Viktor E. Frankl, Man’s Search for Meaning

My neighbor tends to put things out on the curb that she doesn’t want, for people to pick up. I picked this book out of a box one afternoon a few weeks ago. I recognized it, vaguely, and thought that for some reason it was something I should read. For some reason, I read it this last weekend and was blown away.

Viktor Frankl was 37, a prominent Austrian Psychiatrist with extensive work in suicide prevention, and was recently married when he was taken to a concentration camp at Theresienstadt in 1942. For the next three years, until liberation, he spent time at four camps, including Auschwitz. “Man’s Search for Meaning”, written in 1946, is his brief account of life in the camps. It is extraordinary in its detail and clear-headedness, and focuses on the psychological impacts of the camp conditions and the question of how to find meaning in suffering.
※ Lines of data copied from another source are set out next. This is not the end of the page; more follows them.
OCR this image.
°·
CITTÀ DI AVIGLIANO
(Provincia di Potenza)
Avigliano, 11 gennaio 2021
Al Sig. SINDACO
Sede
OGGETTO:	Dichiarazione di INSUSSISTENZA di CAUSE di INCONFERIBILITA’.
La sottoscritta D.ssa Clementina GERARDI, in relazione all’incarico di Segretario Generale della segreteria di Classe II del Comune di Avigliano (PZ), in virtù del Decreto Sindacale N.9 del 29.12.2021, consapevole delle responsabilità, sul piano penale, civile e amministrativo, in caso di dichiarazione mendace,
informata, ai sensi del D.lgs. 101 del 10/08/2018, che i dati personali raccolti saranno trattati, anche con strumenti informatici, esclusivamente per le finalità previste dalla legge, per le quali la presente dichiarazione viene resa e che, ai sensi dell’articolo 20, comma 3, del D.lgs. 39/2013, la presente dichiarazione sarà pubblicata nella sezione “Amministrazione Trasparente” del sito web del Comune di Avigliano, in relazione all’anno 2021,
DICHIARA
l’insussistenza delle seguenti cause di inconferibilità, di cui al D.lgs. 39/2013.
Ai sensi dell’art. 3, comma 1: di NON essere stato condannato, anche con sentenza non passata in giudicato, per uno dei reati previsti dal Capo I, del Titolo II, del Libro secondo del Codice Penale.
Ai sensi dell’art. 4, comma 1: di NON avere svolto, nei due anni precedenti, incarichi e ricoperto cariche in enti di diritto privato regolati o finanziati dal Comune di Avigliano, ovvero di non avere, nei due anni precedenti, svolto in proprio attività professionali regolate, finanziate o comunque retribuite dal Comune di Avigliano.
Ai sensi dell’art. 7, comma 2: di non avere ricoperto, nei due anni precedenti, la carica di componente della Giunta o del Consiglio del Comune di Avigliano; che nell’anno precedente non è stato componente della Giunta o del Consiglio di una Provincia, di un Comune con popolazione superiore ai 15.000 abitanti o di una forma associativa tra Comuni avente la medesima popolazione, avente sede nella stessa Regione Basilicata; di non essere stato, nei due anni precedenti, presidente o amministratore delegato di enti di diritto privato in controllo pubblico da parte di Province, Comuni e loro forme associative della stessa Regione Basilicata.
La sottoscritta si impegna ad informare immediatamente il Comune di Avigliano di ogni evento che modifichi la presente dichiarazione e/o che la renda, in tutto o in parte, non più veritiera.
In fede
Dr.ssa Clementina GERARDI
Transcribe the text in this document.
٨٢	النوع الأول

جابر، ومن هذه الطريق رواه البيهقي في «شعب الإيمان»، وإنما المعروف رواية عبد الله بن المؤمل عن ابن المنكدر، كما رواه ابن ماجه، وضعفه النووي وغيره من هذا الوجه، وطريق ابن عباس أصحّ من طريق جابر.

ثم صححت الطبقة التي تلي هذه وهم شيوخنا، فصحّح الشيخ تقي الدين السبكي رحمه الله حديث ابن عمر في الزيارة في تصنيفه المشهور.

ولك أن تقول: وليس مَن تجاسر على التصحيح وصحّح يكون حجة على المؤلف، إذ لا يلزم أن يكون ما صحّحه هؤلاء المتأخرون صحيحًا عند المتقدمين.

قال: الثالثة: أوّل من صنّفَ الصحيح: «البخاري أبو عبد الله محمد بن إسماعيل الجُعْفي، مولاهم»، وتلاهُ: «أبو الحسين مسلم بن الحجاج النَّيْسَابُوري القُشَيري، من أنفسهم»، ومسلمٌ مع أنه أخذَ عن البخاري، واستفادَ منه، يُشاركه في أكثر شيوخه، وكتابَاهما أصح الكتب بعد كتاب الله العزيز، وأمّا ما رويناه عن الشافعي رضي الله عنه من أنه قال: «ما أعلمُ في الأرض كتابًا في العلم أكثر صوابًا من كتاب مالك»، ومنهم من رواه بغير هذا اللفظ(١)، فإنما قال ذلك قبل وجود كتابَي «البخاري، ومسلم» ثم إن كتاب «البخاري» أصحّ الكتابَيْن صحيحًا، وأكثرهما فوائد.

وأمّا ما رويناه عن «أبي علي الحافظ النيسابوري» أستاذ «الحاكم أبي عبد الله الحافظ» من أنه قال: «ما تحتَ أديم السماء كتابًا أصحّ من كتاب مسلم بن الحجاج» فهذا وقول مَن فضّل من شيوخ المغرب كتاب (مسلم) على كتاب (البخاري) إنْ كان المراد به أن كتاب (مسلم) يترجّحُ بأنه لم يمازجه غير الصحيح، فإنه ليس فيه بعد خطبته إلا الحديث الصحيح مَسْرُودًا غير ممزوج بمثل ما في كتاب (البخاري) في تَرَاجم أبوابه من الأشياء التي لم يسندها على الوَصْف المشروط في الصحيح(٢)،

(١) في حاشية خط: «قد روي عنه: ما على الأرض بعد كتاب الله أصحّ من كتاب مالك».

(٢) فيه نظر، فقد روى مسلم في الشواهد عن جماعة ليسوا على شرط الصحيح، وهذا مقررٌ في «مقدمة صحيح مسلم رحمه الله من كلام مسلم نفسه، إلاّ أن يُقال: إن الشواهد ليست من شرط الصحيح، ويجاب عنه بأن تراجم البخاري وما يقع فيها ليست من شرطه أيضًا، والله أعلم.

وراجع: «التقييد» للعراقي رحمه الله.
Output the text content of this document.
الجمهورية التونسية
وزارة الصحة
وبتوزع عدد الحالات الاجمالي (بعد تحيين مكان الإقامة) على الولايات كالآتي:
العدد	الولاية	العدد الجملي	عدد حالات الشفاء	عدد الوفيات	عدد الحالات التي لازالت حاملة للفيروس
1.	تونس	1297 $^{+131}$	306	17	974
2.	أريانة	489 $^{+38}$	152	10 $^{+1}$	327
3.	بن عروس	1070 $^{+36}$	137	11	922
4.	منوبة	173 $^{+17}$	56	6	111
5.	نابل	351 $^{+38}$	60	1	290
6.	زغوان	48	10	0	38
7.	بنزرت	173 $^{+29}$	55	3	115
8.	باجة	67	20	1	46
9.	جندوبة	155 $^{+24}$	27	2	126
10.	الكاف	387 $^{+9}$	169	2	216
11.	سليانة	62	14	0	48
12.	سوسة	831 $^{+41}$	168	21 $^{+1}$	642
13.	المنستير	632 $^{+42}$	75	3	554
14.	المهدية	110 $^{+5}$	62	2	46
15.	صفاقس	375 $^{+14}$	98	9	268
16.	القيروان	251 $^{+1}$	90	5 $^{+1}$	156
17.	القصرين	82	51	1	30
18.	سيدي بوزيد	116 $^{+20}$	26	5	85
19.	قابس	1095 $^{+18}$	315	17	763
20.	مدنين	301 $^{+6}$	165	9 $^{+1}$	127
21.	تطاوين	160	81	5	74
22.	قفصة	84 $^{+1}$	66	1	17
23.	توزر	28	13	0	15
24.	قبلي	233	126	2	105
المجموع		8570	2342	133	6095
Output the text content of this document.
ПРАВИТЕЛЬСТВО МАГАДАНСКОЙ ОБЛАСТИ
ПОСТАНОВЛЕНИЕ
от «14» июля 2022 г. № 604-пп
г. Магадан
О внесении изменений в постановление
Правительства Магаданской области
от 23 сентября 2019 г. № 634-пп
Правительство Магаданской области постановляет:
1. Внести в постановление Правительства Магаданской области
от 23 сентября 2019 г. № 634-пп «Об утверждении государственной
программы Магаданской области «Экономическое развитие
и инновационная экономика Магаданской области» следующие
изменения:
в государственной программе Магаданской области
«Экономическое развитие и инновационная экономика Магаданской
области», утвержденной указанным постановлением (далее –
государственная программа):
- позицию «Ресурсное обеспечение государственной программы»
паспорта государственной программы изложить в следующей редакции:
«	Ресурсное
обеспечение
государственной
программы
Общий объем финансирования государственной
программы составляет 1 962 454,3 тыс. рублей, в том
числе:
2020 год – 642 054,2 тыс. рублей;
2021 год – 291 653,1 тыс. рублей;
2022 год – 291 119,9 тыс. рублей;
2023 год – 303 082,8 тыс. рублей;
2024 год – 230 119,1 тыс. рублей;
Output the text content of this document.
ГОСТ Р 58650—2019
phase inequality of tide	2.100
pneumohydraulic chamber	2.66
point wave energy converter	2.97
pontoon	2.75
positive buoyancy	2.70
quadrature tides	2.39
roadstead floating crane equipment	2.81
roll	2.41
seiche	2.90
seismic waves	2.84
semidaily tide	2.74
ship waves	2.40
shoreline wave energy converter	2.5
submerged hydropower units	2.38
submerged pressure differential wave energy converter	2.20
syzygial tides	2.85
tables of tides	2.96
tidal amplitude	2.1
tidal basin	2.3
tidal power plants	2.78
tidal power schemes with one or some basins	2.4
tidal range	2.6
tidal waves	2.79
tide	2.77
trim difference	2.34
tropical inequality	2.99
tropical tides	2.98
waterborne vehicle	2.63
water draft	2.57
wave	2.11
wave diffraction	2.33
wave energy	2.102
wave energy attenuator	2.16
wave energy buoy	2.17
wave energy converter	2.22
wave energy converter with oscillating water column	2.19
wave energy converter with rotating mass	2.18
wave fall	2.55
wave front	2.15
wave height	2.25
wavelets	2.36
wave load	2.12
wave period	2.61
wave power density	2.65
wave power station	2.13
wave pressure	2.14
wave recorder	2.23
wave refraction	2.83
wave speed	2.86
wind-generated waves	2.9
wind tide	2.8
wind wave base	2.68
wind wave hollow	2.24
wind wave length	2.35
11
Frankl’s text, in my reading, is also strikingly Buddhist in its themes, though Frankl likely had little if any exposure to Buddhist thought, at least not at the time of the writing. In his deep observation of suffering, he is quite Buddhist.

In the preface to the 1984 edition (Frankl died in 1997, at age 92), Frank said that he wrote his account ”... to convey to the reader by way of concrete example that life holds a potential meaning under any conditions, even the most miserable ones.”

“Success, like happiness, cannot be pursued; it must ensue, and it only does so as the unintended side effect of one’s personal dedication to a cause greater than oneself or as the by-product of one’s surrender to a person other than oneself.”